IHV : Je pense qu’il faut rester humble et garder à l’esprit que notre impact n’est pas forcément non plus révolutionnaire, mais pour moi ce serait les encourager à essayer. C'est aussi un peu une pédagogie de l'erreur. En lecture, cela signifie se faire parfois avoir par une couverture, par des commentaires positifs – mais ce n’est pas parce que tout le monde aime un livre qu'on va l’aimer. Je veux leur dire qu’à un moment, on peut essayer de rencontrer un livre et cela ne fonctionnera pas, mais peut être que plus tard, ce même livre nous parlera. Essayer, parce qu’on ne risque rien. Et puis oser aussi, ce qui n’est pas évident au collège. Oser avoir son propre avis face au groupe, etc.

PJ : Oui, c’est relié à l’estime de soi aussi.

IHV : Exactement. J'ai longtemps fait ce qu'on appelle de l'AP estime de soi. Je le retrouve actuellement quand je fais de la remédiation en fluence de lecture : les sixièmes font souvent ces tests de fluence au début de l'année nous avons voulu faire quelque chose de ces résultats. Donc je reprends en petits groupes les élèves qui ont été en quelque sorte repérés en difficulté par les collègues de français - et souvent, il y a un rapport à l'oral aussi derrière qui est problématique - et on retravaille la même chose, c'est à dire le rapport au livre, le rapport à l'oral, le rapport à sa propre voix, savoir revendiquer ce qu'on aime, ce qu'on n’aime pas. Reconstruire une familiarité avec les mots, avec la langue, avec la lecture, s'amuser. Ne pas avoir peur de se tromper, ne pas craindre d'avoir une opinion différente... Ce n'est pas facile, mais on voit des progressions. C'est cela qui est fantastique, mes élèves me surprennent tous les jours ! C'est cela que je cherche à faire : essayer de les accompagner, laisser toujours ouverte la porte pour la curiosité et puis leur expliquer que c'est possible.

PJ : Nous allons terminer ce podcast par une question un petit peu plus personnelle, quel est ton livre préféré s'il n'y en avait qu'un ? Et pour quelle raison ?

IHV : Je trouve que c'est très compliqué comme question – mais en fait j'ai de la chance parce qu‘un un collègue me l'a posée il n’y a pas longtemps en formation... J'ai donc dû m'y pencher sérieusement et finalement, je me suis rendu compte que le livre qui me tenait le plus à cœur était celui pour lequel j'avais du mal à accepter que les gens à qui je le recommande ne l'aiment pas.

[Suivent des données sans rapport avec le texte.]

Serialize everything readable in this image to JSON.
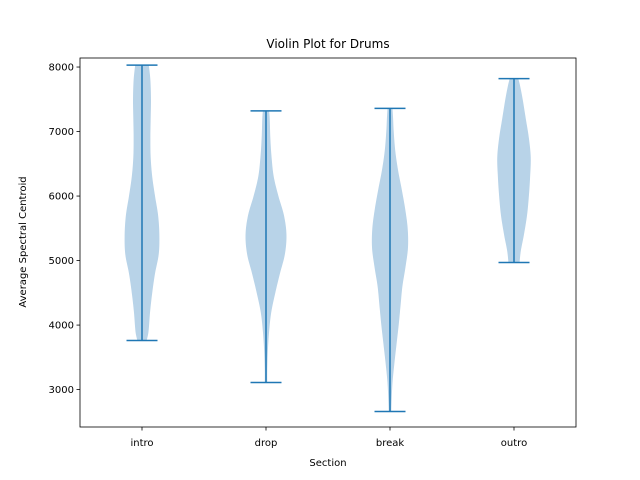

Il s'agit donc du Passeur de Lois Lowry, qui a été publié à l'Ecole des Loisirs en 1993. Il n'est pas récent, et en plus, c'était à l'époque où les couvertures de l’Ecole des Loisirs n’étaient... pas formidables, pas très créatives. Il a été ressorti depuis, il y a même eu une version en film qui a été réalisée. Ce livre, c'est une dystopie, c'est un futur d'une société sans heurt, sans problème, uniforme.... Sans souci mais aussi sans émotion, sans mémoire, sans curiosité. Ce livre, je le recommande aussi bien aux élèves qu’aux adultes, il représente pour moi la littérature jeunesse, c'est ma posture de professeure documentaliste, c'est-ce que les élèves et les adultes ont construit ensemble. Ce livre, c'est un petit peu la métaphore de ma posture pédagogique, c'est le passeur.

PJ : L'idée du passeur ou plutôt de la Passeuse !

IHV : Oui, en tout cas, j'essaye.

PJ : Eh bien vraiment je te remercie pour cet entretien et je te souhaite de continuer à passer les émotions et plus encore à travers les livres, ce que tu feras, j’en suis sûre. Je te remercie également pour ton enthousiasme, merci à toi, merci beaucoup. À très bientôt Isabelle, au revoir.